I use a set from DMT to get the blades to their desired angle, then I hone it with 1000-2500 sand paper and green honing compound, works great, the diamond stones remove material faster than other stones, but they will not bring the blades to a fine honed edge.

-- ㊍ When in doubt - There is no doubt - Go the safer route.

View Michael Murphy's profile

Michael Murphy

453 posts in 3152 days

#2 posted 07-13-2010 09:49 PM

I have one of the larger DMT two sided “stones” . 2 5/8” x 11” with Fine and extra fine sides (800x and 1200x). Got it off Ebay for about $60.00 shipped. The larger size is necessary for bigger plane blades. I have some smaller diamond hones but it is hard to do anything large on a 1 1/2×6” stone. The diamond plates work real well and they stay flat.

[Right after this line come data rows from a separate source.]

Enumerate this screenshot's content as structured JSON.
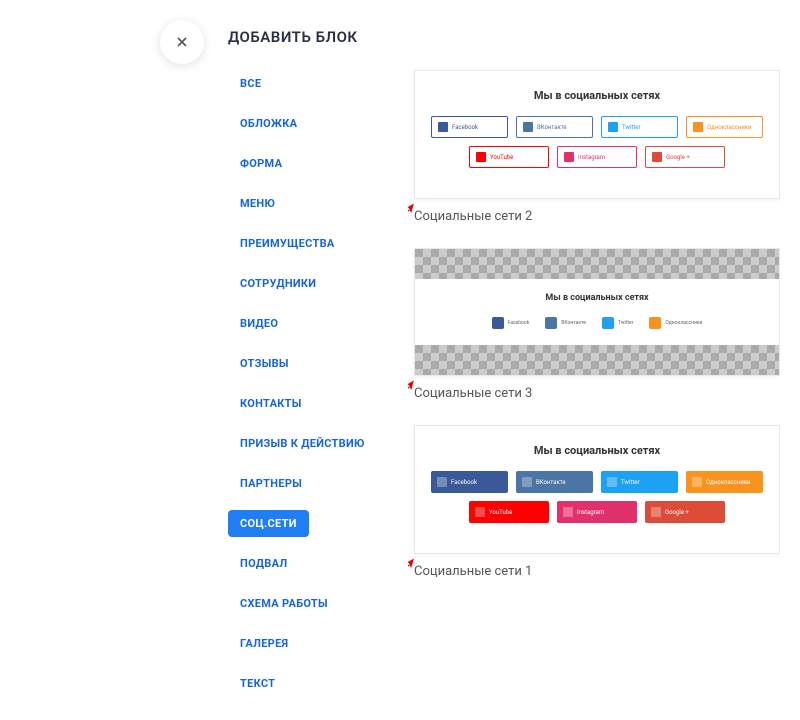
{
  "modal": {
    "title": "ДОБАВИТЬ БЛОК"
  },
  "sidebar": {
    "items": [
      {
        "label": "ВСЕ"
      },
      {
        "label": "ОБЛОЖКА"
      },
      {
        "label": "ФОРМА"
      },
      {
        "label": "МЕНЮ"
      },
      {
        "label": "ПРЕИМУЩЕСТВА"
      },
      {
        "label": "СОТРУДНИКИ"
      },
      {
        "label": "ВИДЕО"
      },
      {
        "label": "ОТЗЫВЫ"
      },
      {
        "label": "КОНТАКТЫ"
      },
      {
        "label": "ПРИЗЫВ К ДЕЙСТВИЮ"
      },
      {
        "label": "ПАРТНЕРЫ"
      },
      {
        "label": "СОЦ.СЕТИ",
        "active": true
      },
      {
        "label": "ПОДВАЛ"
      },
      {
        "label": "СХЕМА РАБОТЫ"
      },
      {
        "label": "ГАЛЕРЕЯ"
      },
      {
        "label": "ТЕКСТ"
      }
    ]
  },
  "preview_common": {
    "heading": "Мы в социальных сетях",
    "socials": {
      "fb": "Facebook",
      "vk": "ВКонтакте",
      "tw": "Twitter",
      "ok": "Одноклассники",
      "yt": "YouTube",
      "ig": "Instagram",
      "gp": "Google +"
    }
  },
  "blocks": [
    {
      "label": "Социальные сети 2"
    },
    {
      "label": "Социальные сети 3"
    },
    {
      "label": "Социальные сети 1"
    }
  ]
}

You can get grits up to Extra Extra Fine which is 8000x.

-- Michael Murphy, Woodland, CA.

View reggiek's profile


2240 posts in 3417 days

#3 posted 07-14-2010 02:17 AM

I use diamond sharpeners for all my tools. I learned to sharpen with waterstones and did pretty much all the sharpening for my grandfather’s workshop when I was a kid.

Now that I sharpen my own tools, I still will use waterstones for various reasons, but the majority of the time I go to the diamond stone. I have various shapes and sizes. Mostly though, I make my own sharpening jigs with them and have several “specialty” set ups for sharpening different profiles.

The difference between a waterstone and a diamond stone (other then the obvious – material) is that water stones use the water as a lubricant, coolant and to carry away the abrasive as it breaks off from the stone (so it will not clog the stone). The diamond stones, being a harder abrasive, do not crumble as a stone does, and therefore do not require water to carry away the used abrasives….water on a diamond stone is good for lubrication and heat reduction during different types of sharpening. It is also useful to clean off the residue left from the tool.

You can sharpen with any abrasive. The only differences are size of the grit (abrasiveness), durability of the material – Cutting ability – (silicon, diamond, aluminum oxide…etc) and the bonding agent (if any). All of these materials will sharpen a tool….but each one requires a different technique….and a different amount of time to achieve it’s results.

The real jist of sharpening is achieving the proper bevel. If you get that wrong…you will never have a sharp tool….basically, your tool’s sharpness lives or dies by the bevel. You can sharpen a tool without the proper bevel…but it will never stay sharp very long. The correct bevel is based on the type of cutting desired and the type of material to cut. (I could spend an entire blog on this, but this post is already way too long). Suffice to say – the best advice is to research the proper bevel for your tool first and then use the material you are most comfortable with in achieving it. Diamond is a rapid cutter….and is best for someone that has a bit of experience in that regards…waterstones are better for someone who is starting out or who is not comfortable with agressive removal.

-- Woodworking.....My small slice of heaven!

View Rob Bois's profile

Rob Bois

33 posts in 3541 days

#4 posted 07-14-2010 02:58 AM

The greatest advantages to diamond stones is that they never have to be flattened, and are much lower maintenance than water or oil stones. I prefer diamond stones as an alternative to a grinder as well, since they tend to be better at removing more material. However, I have found that even the DMT stones do lose their effectiveness after some use. Water stones, on the other hand, are friable and therefore there is always a fresh layer of cutting stone on the surface. I tend to use water stones from about 2000 grit and higher, as I think it gets a much better finish. However, I will use the diamond stones to keep the water stones flat so they serve multiple purposes. All that being said, I’ve heard great things about the new Shapton glass stones. Basically the best of both worlds. They cost a bit more, but I’ve heard they are fantastic for quick sharpening, but with the great finish of water stones. I’m not endorsing them since I haven’t tried them, but have spoken to several woodworkers who are raving about them.